Using a collection of almost all standards, Pepper alternates between alto sax and clarinet to provide the living a sweetly low key set that finds the leader still in top form with his usual strong sense of melody. But his 56 year old body had been battered from years of hard living, despite having cleaned up and enjoying a remarkable renaissance. Sadly, one month later he was dead from a cerebral hemorrhage.
BILL EVANSCONSECRATION (1980): This record documents a live engagement at San Francisco's Keystone Korner just a couple of weeks before years of drug abuse caught up with Evans. Backed the sympathetic pair of Joe La Barbera on drums and Marc Johnson on bass, Evans played with a real passion that belied the bad shape he was said to be in at the time. Check out his lightning fast runs on Someday My Prince Will Come." That's right, I said lightning fast runs in reference to Bill Evans.
Bill was introspective and cerebral but he was never a wuss. He made damned sure no one would accuse him of leaving us that way, either.
CLIFFORD BROWNTHE BEGINNING OF THE END (1956): Of all the tragedies I listed, this is perhaps the saddest. Clifford Brown's trumpet technique was already flawless and on par with Dizzy Gillespie, Fats Navarro and Miles Davis at age 25. Some would say it was already better than those cats by then. And in a profession riddled with drugs and booze, Clifford was the model for clean living.

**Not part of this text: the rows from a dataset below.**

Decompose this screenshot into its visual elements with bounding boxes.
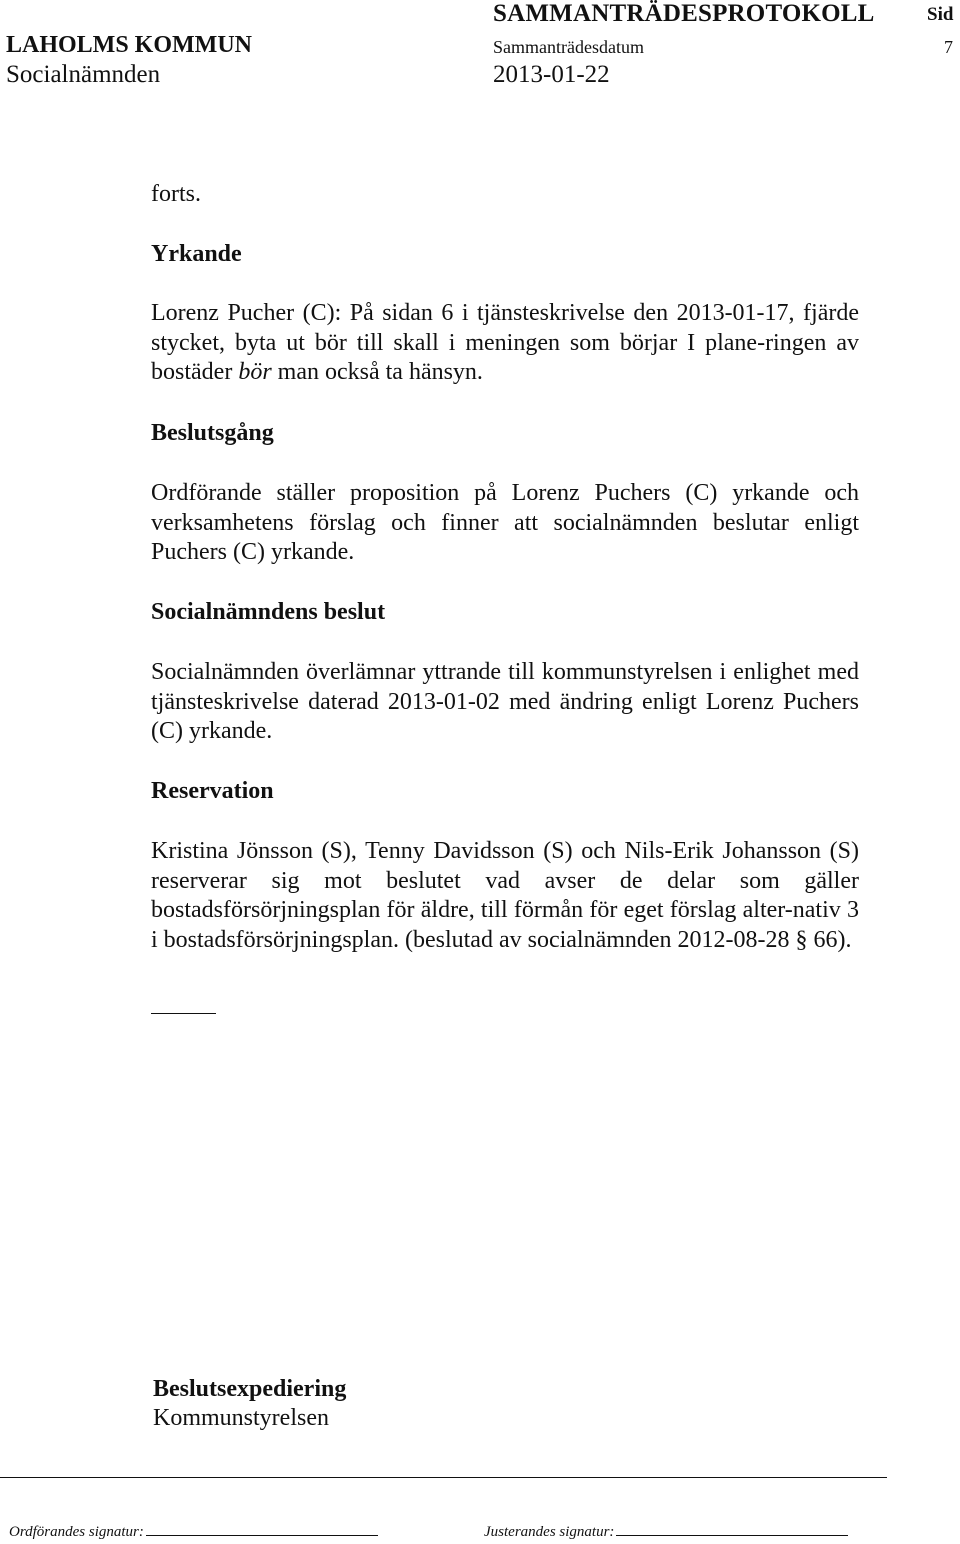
adjuster-signature-label: Justerandes signatur: [484, 1524, 615, 1540]
meeting-date: 2013-01-22 [493, 61, 610, 88]
beslut-heading: Socialnämndens beslut [151, 599, 386, 625]
committee-name: Socialnämnden [6, 61, 161, 88]
footer-divider [0, 1477, 887, 1478]
chair-signature-label: Ordförandes signatur: [9, 1524, 144, 1540]
adjuster-signature-line[interactable] [616, 1521, 848, 1536]
beslut-paragraph: Socialnämnden överlämnar yttrande till kommunstyrelsen i enlighet med tjänsteskrivelse daterad 2013-01-02 med ändring enligt Lorenz Puchers (C) yrkande. [151, 659, 859, 744]
chair-signature-line[interactable] [146, 1521, 378, 1536]
page-number: 7 [944, 37, 953, 57]
expedition-recipient: Kommunstyrelsen [153, 1405, 329, 1431]
section-end-rule [151, 1013, 216, 1014]
yrkande-heading: Yrkande [151, 241, 242, 267]
yrkande-text-part2: man också ta hänsyn. [271, 359, 483, 385]
beslutsgang-heading: Beslutsgång [151, 420, 274, 446]
municipality-name: LAHOLMS KOMMUN [6, 32, 252, 58]
yrkande-text-part1: Lorenz Pucher (C): På sidan 6 i tjänsteskrivelse den 2013-01-17, fjärde stycket, byta ut bör till skall i meningen som börjar I plane-ringen av bostäder [151, 300, 859, 385]
protocol-title: SAMMANTRÄDESPROTOKOLL [493, 0, 875, 27]
yrkande-paragraph [151, 299, 859, 388]
yrkande-text-italic: bör [238, 359, 272, 385]
beslutsgang-paragraph: Ordförande ställer proposition på Lorenz Puchers (C) yrkande och verksamhetens förslag och finner att socialnämnden beslutar enligt Puchers (C) yrkande. [151, 480, 859, 565]
reservation-heading: Reservation [151, 778, 274, 804]
date-label: Sammanträdesdatum [493, 37, 644, 57]
continued-label [151, 180, 859, 210]
expedition-heading: Beslutsexpediering [153, 1376, 347, 1402]
sid-label: Sid [927, 4, 954, 25]
chair-signature [9, 1521, 378, 1541]
adjuster-signature [484, 1521, 848, 1541]
reservation-paragraph: Kristina Jönsson (S), Tenny Davidsson (S) och Nils-Erik Johansson (S) reserverar sig mot beslutet vad avser de delar som gäller bostadsförsörjningsplan för äldre, till förmån för eget förslag alter-nativ 3 i bostadsförsörjningsplan. (beslutad av socialnämnden 2012-08-28 § 66). [151, 838, 859, 953]
continued-text: forts. [151, 181, 201, 207]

A mere four years into his recording history, Brown seemed destined for a long, highlight-filled career and poised to become the greatest jazz trumpet player of all time except for perhaps Louis Armstrong. But fate had other plans.
On the night of June 25, 1956, Brown played for his hometown crowd in Philadelphia before embarking on an overnight car trip to Chicago with his pianist friend Richie Powell and Powell's wife. The gig was recorded, and surprisingly well. Clifford played phenomenally, hitting every note right on and clearly so. He wrapped up the set with the simple remarks at the beginning of this article and then set out for Chicago with the Powells. But they never made it out of the state of Pennsylvania. Nancy Powell lost control of the car she was driving and crashed it. All three occupants perished.
Listen to the promise contained in the last song Clifford ever played just hours before that promise was snuffed out on the Pennsylvania Turnpike.